A heavy fist pounded against the door. Thud. Thud.
Silence.
No one answered. The only person who could unlock that door was currently a corpse on the couch.
The knocking grew frantic. Louder. Angrier.
"Jude."
A voice I had waited eighteen years to hear at my doorstep. Benedict.
"Open the damn door. I know you're in there."
I floated in the void, watching him through the wood and plaster.
He looked impeccable, as always. Tailored suit, sharp jawline. But his brow was furrowed. He mashed the doorbell again. Ding-dong. Ding-dong. When that didn't work, he went back to hammering the wood with his palm.
I know it sounds stupid. I know I was dead. But in that moment, a childish spark ignited in my ghost-chest.
Kick it in.
I watched him, desperate.
Break the door down. Find me. See my body. See that I wasn't lying.
If you saw me dead would you regret it? Even a little?
Just a fraction of a second of pain. Thats all I want.
But the fantasy dissolved.
Benedict didn't kick the door in. He stopped knocking. He took a step back, and the worry in his eyes hardened into glacial ice.

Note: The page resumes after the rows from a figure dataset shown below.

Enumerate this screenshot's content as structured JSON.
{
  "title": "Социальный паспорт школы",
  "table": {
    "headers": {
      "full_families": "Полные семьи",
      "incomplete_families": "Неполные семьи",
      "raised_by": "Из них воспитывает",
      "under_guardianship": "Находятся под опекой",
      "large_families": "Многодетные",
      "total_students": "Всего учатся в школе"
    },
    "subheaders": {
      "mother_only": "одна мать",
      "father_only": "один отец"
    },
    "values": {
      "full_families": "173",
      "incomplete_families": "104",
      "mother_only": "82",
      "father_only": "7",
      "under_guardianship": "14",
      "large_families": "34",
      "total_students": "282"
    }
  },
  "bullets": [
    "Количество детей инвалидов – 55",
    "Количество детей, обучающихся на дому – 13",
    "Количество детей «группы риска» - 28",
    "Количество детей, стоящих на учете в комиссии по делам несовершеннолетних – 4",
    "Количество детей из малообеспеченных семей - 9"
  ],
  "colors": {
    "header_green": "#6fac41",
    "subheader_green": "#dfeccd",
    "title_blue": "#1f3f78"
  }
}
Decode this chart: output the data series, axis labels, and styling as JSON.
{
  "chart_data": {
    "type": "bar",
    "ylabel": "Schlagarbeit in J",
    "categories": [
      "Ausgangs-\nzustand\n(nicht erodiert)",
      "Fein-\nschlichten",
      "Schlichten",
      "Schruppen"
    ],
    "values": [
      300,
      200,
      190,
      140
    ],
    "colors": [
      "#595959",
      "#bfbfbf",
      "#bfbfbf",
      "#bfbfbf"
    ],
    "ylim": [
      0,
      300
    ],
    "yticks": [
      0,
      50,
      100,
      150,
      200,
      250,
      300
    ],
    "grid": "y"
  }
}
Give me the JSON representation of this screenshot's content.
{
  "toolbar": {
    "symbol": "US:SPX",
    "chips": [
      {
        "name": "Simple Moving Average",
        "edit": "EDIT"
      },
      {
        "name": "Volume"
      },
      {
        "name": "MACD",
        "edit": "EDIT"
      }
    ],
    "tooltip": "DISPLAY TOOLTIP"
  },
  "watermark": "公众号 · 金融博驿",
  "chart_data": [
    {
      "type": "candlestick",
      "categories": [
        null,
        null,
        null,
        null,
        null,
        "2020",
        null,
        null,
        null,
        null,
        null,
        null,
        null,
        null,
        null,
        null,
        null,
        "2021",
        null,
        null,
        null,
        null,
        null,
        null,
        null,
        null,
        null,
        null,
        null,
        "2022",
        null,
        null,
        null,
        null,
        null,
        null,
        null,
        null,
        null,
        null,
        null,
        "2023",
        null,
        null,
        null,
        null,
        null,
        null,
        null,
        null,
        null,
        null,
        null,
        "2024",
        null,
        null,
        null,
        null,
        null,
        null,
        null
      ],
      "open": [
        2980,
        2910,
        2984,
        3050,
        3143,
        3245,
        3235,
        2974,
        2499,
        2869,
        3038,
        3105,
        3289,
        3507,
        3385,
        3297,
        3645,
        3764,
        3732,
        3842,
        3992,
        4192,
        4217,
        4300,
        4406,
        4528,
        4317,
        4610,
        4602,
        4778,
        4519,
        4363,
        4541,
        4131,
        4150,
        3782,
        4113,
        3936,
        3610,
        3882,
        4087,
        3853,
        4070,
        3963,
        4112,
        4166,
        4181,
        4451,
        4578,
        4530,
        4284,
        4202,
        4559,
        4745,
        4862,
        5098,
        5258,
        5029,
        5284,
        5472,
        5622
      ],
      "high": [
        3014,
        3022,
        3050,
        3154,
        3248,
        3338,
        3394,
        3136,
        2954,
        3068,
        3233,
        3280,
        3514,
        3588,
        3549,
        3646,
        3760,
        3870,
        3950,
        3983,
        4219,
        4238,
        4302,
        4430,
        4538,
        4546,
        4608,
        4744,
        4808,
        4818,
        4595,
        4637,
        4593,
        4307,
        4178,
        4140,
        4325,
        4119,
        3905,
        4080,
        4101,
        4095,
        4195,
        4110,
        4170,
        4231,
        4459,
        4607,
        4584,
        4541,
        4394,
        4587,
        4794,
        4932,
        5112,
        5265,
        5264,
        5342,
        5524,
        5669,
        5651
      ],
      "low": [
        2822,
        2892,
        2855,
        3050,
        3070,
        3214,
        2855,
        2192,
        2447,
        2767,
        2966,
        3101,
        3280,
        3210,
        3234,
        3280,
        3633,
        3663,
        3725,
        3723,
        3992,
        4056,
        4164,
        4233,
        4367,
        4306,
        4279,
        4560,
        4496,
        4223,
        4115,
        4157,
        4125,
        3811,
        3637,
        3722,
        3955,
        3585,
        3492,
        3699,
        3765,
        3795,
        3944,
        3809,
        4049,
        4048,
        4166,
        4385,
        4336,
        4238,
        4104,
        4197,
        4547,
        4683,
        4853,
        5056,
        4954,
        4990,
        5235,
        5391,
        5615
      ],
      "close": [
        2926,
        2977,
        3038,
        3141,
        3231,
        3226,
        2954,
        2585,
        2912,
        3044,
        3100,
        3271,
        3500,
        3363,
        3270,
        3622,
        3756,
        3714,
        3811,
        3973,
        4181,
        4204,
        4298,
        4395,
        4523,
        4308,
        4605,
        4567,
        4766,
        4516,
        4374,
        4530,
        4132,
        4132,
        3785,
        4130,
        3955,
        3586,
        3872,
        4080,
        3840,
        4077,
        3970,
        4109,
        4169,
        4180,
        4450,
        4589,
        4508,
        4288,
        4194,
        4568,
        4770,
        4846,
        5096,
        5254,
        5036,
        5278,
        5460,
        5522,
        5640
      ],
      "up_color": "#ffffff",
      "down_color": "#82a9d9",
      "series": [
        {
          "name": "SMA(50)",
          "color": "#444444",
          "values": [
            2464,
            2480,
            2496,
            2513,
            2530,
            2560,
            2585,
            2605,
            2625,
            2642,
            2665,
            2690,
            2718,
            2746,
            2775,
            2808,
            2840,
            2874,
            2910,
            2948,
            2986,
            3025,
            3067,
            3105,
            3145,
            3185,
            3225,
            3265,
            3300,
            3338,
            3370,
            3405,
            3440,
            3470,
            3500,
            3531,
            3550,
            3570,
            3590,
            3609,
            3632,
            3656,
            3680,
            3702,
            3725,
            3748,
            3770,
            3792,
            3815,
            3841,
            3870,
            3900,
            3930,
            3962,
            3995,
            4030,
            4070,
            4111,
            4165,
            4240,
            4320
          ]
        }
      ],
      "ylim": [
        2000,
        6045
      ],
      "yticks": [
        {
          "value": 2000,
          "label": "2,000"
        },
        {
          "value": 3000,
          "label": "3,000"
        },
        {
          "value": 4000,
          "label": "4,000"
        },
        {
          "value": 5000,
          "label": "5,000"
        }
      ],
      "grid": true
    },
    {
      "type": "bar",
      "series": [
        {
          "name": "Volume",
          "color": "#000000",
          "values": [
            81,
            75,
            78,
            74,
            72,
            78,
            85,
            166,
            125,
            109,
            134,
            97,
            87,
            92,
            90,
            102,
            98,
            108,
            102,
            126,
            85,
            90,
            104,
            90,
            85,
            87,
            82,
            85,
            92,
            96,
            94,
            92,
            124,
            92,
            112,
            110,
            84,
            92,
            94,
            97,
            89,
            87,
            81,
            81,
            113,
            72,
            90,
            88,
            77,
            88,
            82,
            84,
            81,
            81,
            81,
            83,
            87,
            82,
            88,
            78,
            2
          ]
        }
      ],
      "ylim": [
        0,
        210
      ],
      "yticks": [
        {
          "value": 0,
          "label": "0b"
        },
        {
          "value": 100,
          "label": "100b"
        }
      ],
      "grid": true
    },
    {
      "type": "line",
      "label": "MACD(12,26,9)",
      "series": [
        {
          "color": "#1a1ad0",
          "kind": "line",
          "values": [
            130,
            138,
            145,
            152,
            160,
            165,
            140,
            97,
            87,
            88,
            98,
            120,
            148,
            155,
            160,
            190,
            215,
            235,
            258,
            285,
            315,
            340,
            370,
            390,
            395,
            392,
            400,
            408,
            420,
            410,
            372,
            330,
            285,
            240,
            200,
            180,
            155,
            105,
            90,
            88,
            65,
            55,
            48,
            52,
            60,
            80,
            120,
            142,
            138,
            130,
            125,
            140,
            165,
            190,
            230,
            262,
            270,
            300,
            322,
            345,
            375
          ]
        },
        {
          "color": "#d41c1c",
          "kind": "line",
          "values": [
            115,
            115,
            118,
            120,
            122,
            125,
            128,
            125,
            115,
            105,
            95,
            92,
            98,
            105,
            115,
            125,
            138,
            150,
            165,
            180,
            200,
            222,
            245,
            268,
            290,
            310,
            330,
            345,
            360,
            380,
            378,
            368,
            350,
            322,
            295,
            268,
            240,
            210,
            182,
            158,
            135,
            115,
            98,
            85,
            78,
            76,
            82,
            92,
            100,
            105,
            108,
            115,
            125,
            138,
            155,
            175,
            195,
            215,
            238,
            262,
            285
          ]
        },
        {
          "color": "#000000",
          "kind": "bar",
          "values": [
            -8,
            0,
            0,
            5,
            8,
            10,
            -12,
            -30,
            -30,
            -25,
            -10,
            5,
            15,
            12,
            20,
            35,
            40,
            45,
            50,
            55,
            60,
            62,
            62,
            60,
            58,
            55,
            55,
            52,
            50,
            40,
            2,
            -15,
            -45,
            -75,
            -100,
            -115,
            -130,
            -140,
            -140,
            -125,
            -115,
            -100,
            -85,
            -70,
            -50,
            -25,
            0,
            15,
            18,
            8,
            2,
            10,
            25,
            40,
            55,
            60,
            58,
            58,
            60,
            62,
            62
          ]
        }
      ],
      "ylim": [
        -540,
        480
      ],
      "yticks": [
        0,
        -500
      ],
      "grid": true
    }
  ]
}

He pulled out his phone. He opened our chat, his thumb hovering over the voice message button.
"Jude. Is this a game to you?"
His voice was a serrated blade.
"Who was that post for? Me? Or the audience? Do you think playing the victim will turn the world against me? Is that the strategy?"
He scoffed, a harsh sound in the empty hallway.
"Let me be clear: I fed you. I clothed you. I don't owe you anything."
He hit send.
He turned on his heel, his movements sharp with disgust, and marched toward the elevator.